Chapter 22 of 33 · 3974 words · ~20 min read

Part 22

"I thank my God that she never cared for him in that way, for otherwise her life would have been wrecked; nor could you, who would lay down your life for her happiness, have spared or saved her,--her young affections, her young faith and joy in life, all shattered, and Life the iconoclast! That is the saddest part of it. It is women who suffer most and always. In making this appeal to you, I have had continually in mind his mother, and you, the father of a woman. I know how your pride must have suffered in the knowledge that his name, even, has been connected with hers--but your suffering is as naught compared with that mother's who, at this very moment, is waiting for some telegram from me that shall tell her her son is found, is saved. But I will not over urge, Mr. Van Ostend. If you feel you cannot do this, that it is a matter of principle with you to refuse, there is no need to prolong this interview which is painful to us both. I thank you for the time you have given me." He rose to go. Mr. Van Ostend did likewise.

At that moment a girl's joyous voice sounded in the hall just outside the door.

"Oh, never mind that, Beales; papa never considers me an interruption. I'm going in, anyway, to say good night; I don't care if all Wall Street is there. Has the carriage come?"

There was audible the sound of a subdued protest; then came a series of quick taps on the door and the sound of the gay voice again:

"Papa--just a minute to say good night; if I can't come in, do you come out and give me a kiss--do you hear?"

The two men looked at each other. Mr. Van Ostend stepped quickly to the door and, opening it, stood on the threshold. Something very like a diaphanous white cloud enwrapped him; two thin arms, visible through it, went suddenly round his neck; then his arms enfolded her.

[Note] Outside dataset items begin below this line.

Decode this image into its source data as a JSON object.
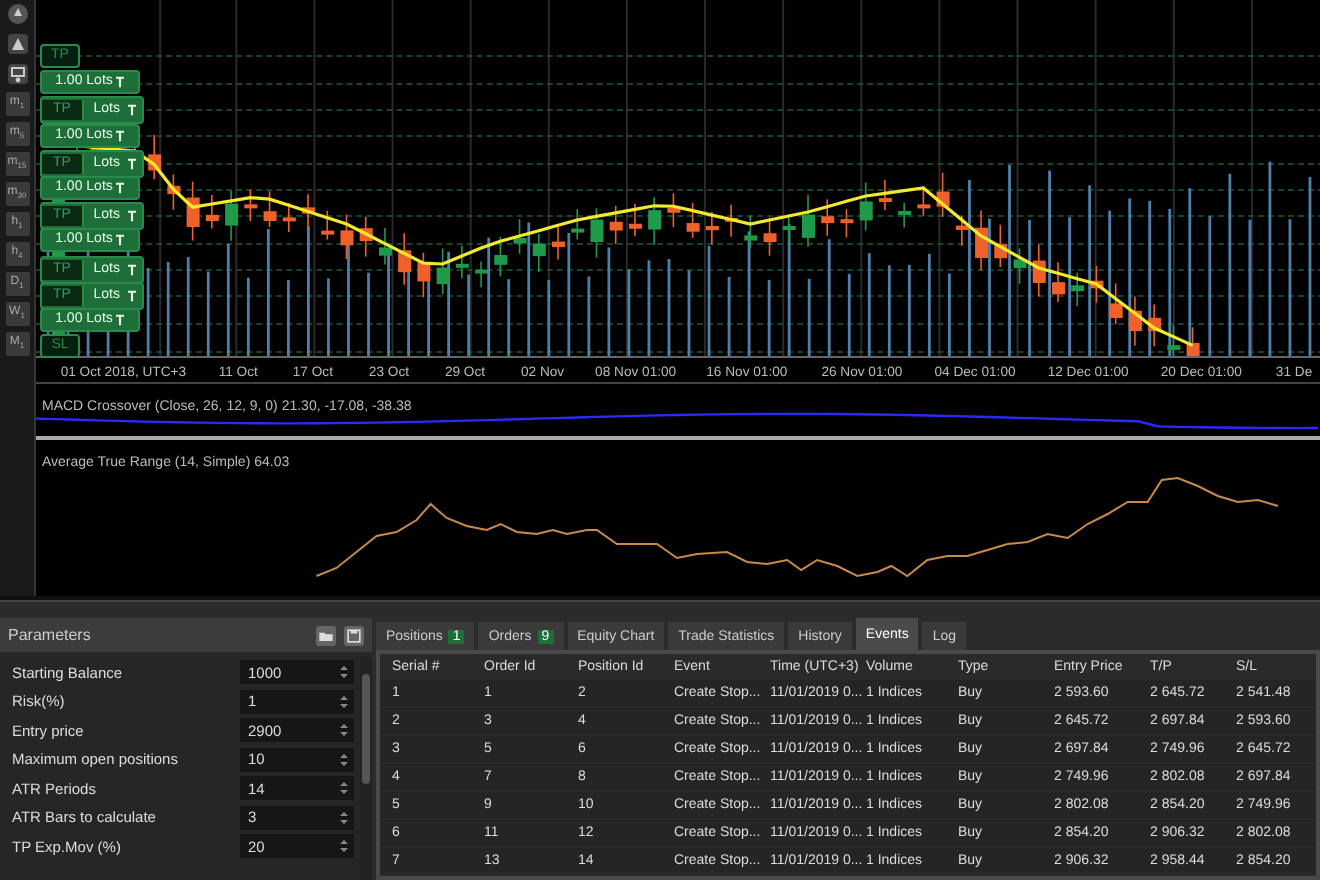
{
  "toolbar": {
    "timeframes": [
      {
        "letter": "m",
        "sub": "1"
      },
      {
        "letter": "m",
        "sub": "5"
      },
      {
        "letter": "m",
        "sub": "15"
      },
      {
        "letter": "m",
        "sub": "30"
      },
      {
        "letter": "h",
        "sub": "1"
      },
      {
        "letter": "h",
        "sub": "4"
      },
      {
        "letter": "D",
        "sub": "1"
      },
      {
        "letter": "W",
        "sub": "1"
      },
      {
        "letter": "M",
        "sub": "1"
      }
    ]
  },
  "order_tags": [
    {
      "kind": "tp",
      "text": "TP"
    },
    {
      "kind": "lots",
      "text": "1.00 Lots"
    },
    {
      "kind": "tp_over",
      "text": "TP",
      "tail": "Lots"
    },
    {
      "kind": "lots",
      "text": "1.00 Lots"
    },
    {
      "kind": "tp_over",
      "text": "TP",
      "tail": "Lots"
    },
    {
      "kind": "lots",
      "text": "1.00 Lots"
    },
    {
      "kind": "tp_over",
      "text": "TP",
      "tail": "Lots"
    },
    {
      "kind": "lots",
      "text": "1.00 Lots"
    },
    {
      "kind": "tp_over",
      "text": "TP",
      "tail": "Lots"
    },
    {
      "kind": "tp_over",
      "text": "TP",
      "tail": "Lots"
    },
    {
      "kind": "lots",
      "text": "1.00 Lots"
    },
    {
      "kind": "sl",
      "text": "SL"
    }
  ],
  "time_axis": [
    "01 Oct 2018, UTC+3",
    "11 Oct",
    "17 Oct",
    "23 Oct",
    "29 Oct",
    "02 Nov",
    "08 Nov 01:00",
    "16 Nov 01:00",
    "26 Nov 01:00",
    "04 Dec 01:00",
    "12 Dec 01:00",
    "20 Dec 01:00",
    "31 De"
  ],
  "macd": {
    "title": "MACD Crossover (Close, 26, 12, 9, 0) 21.30, -17.08, -38.38"
  },
  "atr": {
    "title": "Average True Range (14, Simple) 64.03"
  },
  "parameters": {
    "title": "Parameters",
    "rows": [
      {
        "label": "Starting Balance",
        "value": "1000"
      },
      {
        "label": "Risk(%)",
        "value": "1"
      },
      {
        "label": "Entry price",
        "value": "2900"
      },
      {
        "label": "Maximum open positions",
        "value": "10"
      },
      {
        "label": "ATR Periods",
        "value": "14"
      },
      {
        "label": "ATR Bars to calculate",
        "value": "3"
      },
      {
        "label": "TP Exp.Mov (%)",
        "value": "20"
      }
    ]
  },
  "tabs": [
    {
      "label": "Positions",
      "badge": "1",
      "selected": false
    },
    {
      "label": "Orders",
      "badge": "9",
      "selected": false
    },
    {
      "label": "Equity Chart",
      "selected": false
    },
    {
      "label": "Trade Statistics",
      "selected": false
    },
    {
      "label": "History",
      "selected": false
    },
    {
      "label": "Events",
      "selected": true
    },
    {
      "label": "Log",
      "selected": false
    }
  ],
  "table": {
    "columns": [
      "Serial #",
      "Order Id",
      "Position Id",
      "Event",
      "Time (UTC+3)",
      "Volume",
      "Type",
      "Entry Price",
      "T/P",
      "S/L"
    ],
    "rows": [
      [
        "1",
        "1",
        "2",
        "Create Stop...",
        "11/01/2019 0...",
        "1 Indices",
        "Buy",
        "2 593.60",
        "2 645.72",
        "2 541.48"
      ],
      [
        "2",
        "3",
        "4",
        "Create Stop...",
        "11/01/2019 0...",
        "1 Indices",
        "Buy",
        "2 645.72",
        "2 697.84",
        "2 593.60"
      ],
      [
        "3",
        "5",
        "6",
        "Create Stop...",
        "11/01/2019 0...",
        "1 Indices",
        "Buy",
        "2 697.84",
        "2 749.96",
        "2 645.72"
      ],
      [
        "4",
        "7",
        "8",
        "Create Stop...",
        "11/01/2019 0...",
        "1 Indices",
        "Buy",
        "2 749.96",
        "2 802.08",
        "2 697.84"
      ],
      [
        "5",
        "9",
        "10",
        "Create Stop...",
        "11/01/2019 0...",
        "1 Indices",
        "Buy",
        "2 802.08",
        "2 854.20",
        "2 749.96"
      ],
      [
        "6",
        "11",
        "12",
        "Create Stop...",
        "11/01/2019 0...",
        "1 Indices",
        "Buy",
        "2 854.20",
        "2 906.32",
        "2 802.08"
      ],
      [
        "7",
        "13",
        "14",
        "Create Stop...",
        "11/01/2019 0...",
        "1 Indices",
        "Buy",
        "2 906.32",
        "2 958.44",
        "2 854.20"
      ]
    ]
  }
}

"Oh, Papsy dear, don't hug me so hard! You'll crush all my flowers. Ben sent them; wasn't he a dear? I've promised him the cotillon to-night for them. Good night." She pecked at his cheek again as he released her; the cloud of white liberty silk tulle drifted away from the doorway and left it a blank.

Mr. Van Ostend closed the door; came back to the hearth; stood there, his arms folded tightly over his chest, his head bowed. For a few minutes neither man spoke. When the clock on the mantel chimed a quarter to nine, Father Honoré made a movement to go. Mr. Van Ostend turned quickly to him and put out a detaining hand.

"May I ask if you are going to continue the search this evening; it's a bad night."

"Yes; I've had the feeling that, after he has been so long in hiding, he'll have to come out--he must be at the end of his strength. I am going out with two detectives now; they have been on the case with me. This is quite apart from the general detective agency's work."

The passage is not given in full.